Rome does not grasp the anger among American Catholics. It does not understand that the anger is less at sexual abusers than it is at their leaders for tolerating and abetting it through the years. It does not comprehend the massive loss of episcopal credibility. It has not, perhaps cannot, begin to realize that the laity will calm down only when a couple of American cardinals are forced from office. It hasn't the faintest notion that if, at the end of the day, it rejects the Dallas charter, lay anger will be focused on the Vatican.

The temper of the American laity, one must insist, should not be attributed to the media. True enough, the media have enjoyed a delicious feeding frenzy. However, they did not reassign abusing priests. Americans have strong resistance to media hype. They're angry not because the media made them angry but because their bishops did.

Thus it would have been much better if Cardinal Giovanni Battista Re's letter were not written. Instead, the committee to consider problems of clarification should have been constituted quietly. Now the expectation is that there will be a sellout, that priests' rights will once again be given precedence over the rights of the laity. This may well happen--and then, like I say, Katie bar the door. However, it hasn't happened yet.

The issue of due process for priests is one that in this country above all should be taken seriously.
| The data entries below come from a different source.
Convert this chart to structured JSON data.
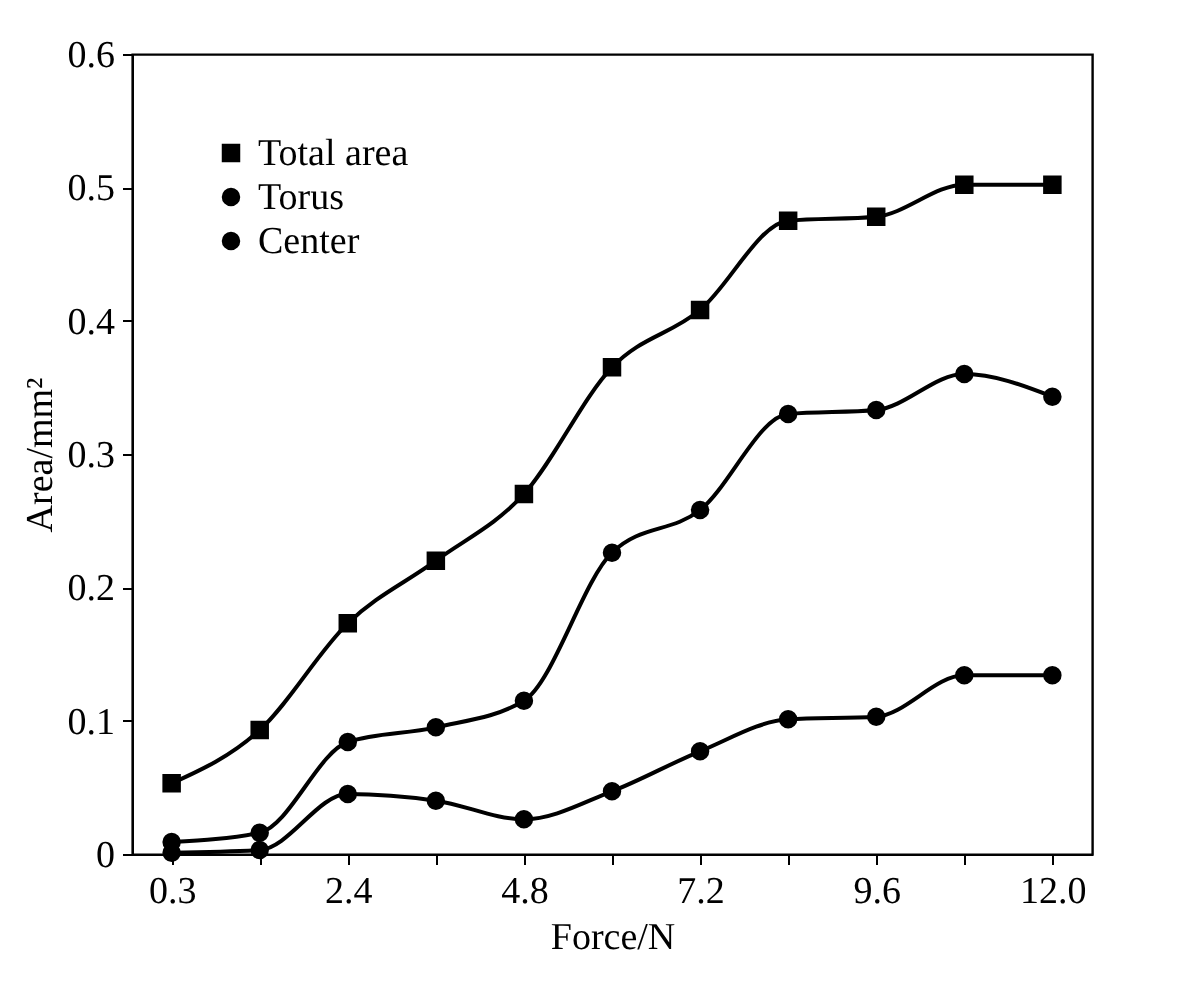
{
  "chart_data": {
    "type": "line",
    "xlabel": "Force/N",
    "ylabel": "Area/mm²",
    "categories": [
      "0.3",
      null,
      "2.4",
      null,
      "4.8",
      null,
      "7.2",
      null,
      "9.6",
      null,
      "12.0"
    ],
    "series": [
      {
        "name": "Total area",
        "color": "#000000",
        "marker": "square",
        "values": [
          0.053,
          0.093,
          0.173,
          0.22,
          0.27,
          0.365,
          0.408,
          0.475,
          0.478,
          0.502,
          0.502
        ]
      },
      {
        "name": "Torus",
        "color": "#000000",
        "marker": "circle",
        "values": [
          0.009,
          0.016,
          0.084,
          0.095,
          0.115,
          0.226,
          0.258,
          0.33,
          0.333,
          0.36,
          0.343
        ]
      },
      {
        "name": "Center",
        "color": "#000000",
        "marker": "circle",
        "values": [
          0.001,
          0.003,
          0.045,
          0.04,
          0.026,
          0.047,
          0.077,
          0.101,
          0.103,
          0.134,
          0.134
        ]
      }
    ],
    "ylim": [
      0,
      0.6
    ],
    "yticks": [
      0,
      0.1,
      0.2,
      0.3,
      0.4,
      0.5,
      0.6
    ],
    "legend": "top left",
    "grid": false
  }
}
An American is innocent until proven guilty. He has the right to know the charges against him, the right to competent legal counsel, the right to face his accusers, the right to appeal. So, in fact, does every human being accused of a crime, including, by the way, a theologian denounced to the Holy Office (which admits none of these rights). While on an emergency basis a priest may be removed from a parish, he has the right, if he so demands, to a full hearing before he is thrown out of the priesthood--a hearing in which all those rights are honored.
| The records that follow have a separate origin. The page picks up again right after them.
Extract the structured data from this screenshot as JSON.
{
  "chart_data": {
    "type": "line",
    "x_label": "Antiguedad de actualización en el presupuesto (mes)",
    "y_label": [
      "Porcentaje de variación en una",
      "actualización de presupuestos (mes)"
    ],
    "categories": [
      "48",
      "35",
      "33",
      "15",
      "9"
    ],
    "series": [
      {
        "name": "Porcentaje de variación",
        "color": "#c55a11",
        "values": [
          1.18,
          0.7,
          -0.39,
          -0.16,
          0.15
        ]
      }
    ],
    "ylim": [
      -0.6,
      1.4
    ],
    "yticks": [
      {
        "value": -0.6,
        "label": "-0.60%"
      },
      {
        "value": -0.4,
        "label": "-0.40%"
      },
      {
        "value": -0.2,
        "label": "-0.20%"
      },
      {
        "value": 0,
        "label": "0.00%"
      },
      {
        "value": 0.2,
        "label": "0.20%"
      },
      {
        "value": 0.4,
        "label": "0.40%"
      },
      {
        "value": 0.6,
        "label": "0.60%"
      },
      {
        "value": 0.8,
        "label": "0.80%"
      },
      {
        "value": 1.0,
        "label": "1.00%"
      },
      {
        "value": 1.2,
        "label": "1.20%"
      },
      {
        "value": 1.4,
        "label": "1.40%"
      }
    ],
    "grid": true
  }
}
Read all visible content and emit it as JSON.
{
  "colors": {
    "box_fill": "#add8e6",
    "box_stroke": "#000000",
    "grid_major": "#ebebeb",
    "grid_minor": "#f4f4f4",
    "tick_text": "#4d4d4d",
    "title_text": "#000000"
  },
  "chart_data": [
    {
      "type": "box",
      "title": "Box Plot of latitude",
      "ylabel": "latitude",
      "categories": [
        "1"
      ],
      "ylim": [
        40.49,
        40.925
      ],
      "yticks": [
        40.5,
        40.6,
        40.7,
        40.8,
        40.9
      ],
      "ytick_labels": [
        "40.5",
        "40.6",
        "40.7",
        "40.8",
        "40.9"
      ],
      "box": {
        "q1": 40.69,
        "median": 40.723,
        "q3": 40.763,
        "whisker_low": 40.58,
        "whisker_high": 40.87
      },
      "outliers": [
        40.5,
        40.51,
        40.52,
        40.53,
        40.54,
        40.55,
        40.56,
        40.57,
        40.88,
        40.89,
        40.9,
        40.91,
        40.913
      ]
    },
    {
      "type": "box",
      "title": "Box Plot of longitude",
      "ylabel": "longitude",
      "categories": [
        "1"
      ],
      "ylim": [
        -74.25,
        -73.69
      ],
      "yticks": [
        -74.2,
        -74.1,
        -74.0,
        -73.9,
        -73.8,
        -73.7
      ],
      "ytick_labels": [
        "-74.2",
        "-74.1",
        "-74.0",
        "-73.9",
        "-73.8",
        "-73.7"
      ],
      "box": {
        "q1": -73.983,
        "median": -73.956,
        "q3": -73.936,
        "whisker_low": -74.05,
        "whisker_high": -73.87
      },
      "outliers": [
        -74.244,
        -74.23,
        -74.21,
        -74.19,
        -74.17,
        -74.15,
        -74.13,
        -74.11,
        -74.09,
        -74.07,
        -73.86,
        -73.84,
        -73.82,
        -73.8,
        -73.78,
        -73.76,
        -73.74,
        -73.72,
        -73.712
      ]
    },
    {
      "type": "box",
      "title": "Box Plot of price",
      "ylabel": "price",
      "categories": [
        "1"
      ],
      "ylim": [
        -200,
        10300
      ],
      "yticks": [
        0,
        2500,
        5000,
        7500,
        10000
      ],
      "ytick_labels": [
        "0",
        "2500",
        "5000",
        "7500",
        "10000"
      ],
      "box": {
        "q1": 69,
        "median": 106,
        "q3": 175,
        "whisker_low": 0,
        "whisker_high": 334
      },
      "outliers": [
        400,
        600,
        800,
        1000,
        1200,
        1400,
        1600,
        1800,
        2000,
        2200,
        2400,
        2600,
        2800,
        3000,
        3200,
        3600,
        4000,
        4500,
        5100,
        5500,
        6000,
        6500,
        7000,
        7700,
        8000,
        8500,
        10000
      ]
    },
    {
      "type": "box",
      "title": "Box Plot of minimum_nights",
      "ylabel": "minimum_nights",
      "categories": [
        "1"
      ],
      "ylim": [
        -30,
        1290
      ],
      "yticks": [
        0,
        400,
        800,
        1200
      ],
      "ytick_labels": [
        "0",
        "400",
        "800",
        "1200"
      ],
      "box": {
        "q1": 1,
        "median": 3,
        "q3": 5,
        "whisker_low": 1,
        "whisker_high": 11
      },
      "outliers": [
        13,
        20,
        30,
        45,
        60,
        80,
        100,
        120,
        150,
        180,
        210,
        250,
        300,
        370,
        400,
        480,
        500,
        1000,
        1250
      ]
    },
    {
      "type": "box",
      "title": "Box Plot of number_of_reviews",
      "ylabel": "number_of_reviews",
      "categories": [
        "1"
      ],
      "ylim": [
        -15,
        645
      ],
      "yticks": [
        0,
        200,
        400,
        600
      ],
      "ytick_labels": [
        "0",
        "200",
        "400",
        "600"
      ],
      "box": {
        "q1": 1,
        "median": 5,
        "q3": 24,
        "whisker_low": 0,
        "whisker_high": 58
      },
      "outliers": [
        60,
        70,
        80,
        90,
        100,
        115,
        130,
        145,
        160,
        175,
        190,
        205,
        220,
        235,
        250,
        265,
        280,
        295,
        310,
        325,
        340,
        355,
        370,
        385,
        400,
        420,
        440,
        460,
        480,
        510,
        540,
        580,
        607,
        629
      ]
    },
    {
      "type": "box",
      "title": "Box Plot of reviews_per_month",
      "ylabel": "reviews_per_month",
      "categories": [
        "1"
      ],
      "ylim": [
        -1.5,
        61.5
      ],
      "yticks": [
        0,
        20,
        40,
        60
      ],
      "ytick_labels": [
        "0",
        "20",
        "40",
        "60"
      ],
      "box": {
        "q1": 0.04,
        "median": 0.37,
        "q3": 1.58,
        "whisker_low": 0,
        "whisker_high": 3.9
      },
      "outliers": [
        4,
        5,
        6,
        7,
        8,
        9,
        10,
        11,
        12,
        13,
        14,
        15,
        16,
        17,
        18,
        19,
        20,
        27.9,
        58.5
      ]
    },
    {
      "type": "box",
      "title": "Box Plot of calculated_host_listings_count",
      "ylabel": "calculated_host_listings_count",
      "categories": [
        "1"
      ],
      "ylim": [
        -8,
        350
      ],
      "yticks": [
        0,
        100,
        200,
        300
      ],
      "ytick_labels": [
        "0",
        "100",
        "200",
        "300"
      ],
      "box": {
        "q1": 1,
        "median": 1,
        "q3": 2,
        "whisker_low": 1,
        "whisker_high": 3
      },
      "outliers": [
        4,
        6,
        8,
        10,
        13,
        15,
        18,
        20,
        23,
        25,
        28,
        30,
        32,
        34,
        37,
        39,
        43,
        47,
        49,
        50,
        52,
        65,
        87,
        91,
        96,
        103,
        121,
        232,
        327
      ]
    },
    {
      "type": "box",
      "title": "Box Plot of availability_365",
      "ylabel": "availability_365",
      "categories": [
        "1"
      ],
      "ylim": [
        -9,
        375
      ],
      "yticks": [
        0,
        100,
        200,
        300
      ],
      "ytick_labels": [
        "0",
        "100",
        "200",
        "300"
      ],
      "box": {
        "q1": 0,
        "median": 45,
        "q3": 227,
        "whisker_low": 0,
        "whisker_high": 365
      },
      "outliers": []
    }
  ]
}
Accusations are not enough, as we Chicagoans learned when the late Cardinal Bernardin was accused falsely. No one should be ejected from the priesthood on the strength of accusations without being given the opportunity to defend himself.

All of this should be self-evident. In the fury currently gripping the American church, it apparently is not. That puts the Vatican in the strange situation where it is playing the same role in Church law that--as Thomas Reese, the editor of America magazine, has pointed out--the American Civil Liberties Union plays in American secular law. There are a lot of ironies in the fire.

I don't think Cardinal Re should have written the letter in the present context. However, it is well that he and his colleagues are worried about protecting the rights of priests. Everyone needs to know very clearly what due process means.

Some people are calling for American Catholics to break from Rome. That is not about to happen. Still, it reminds me of a remark Father Hans Kung made many years ago: "Why leave? Luther tried that and it didn't work!"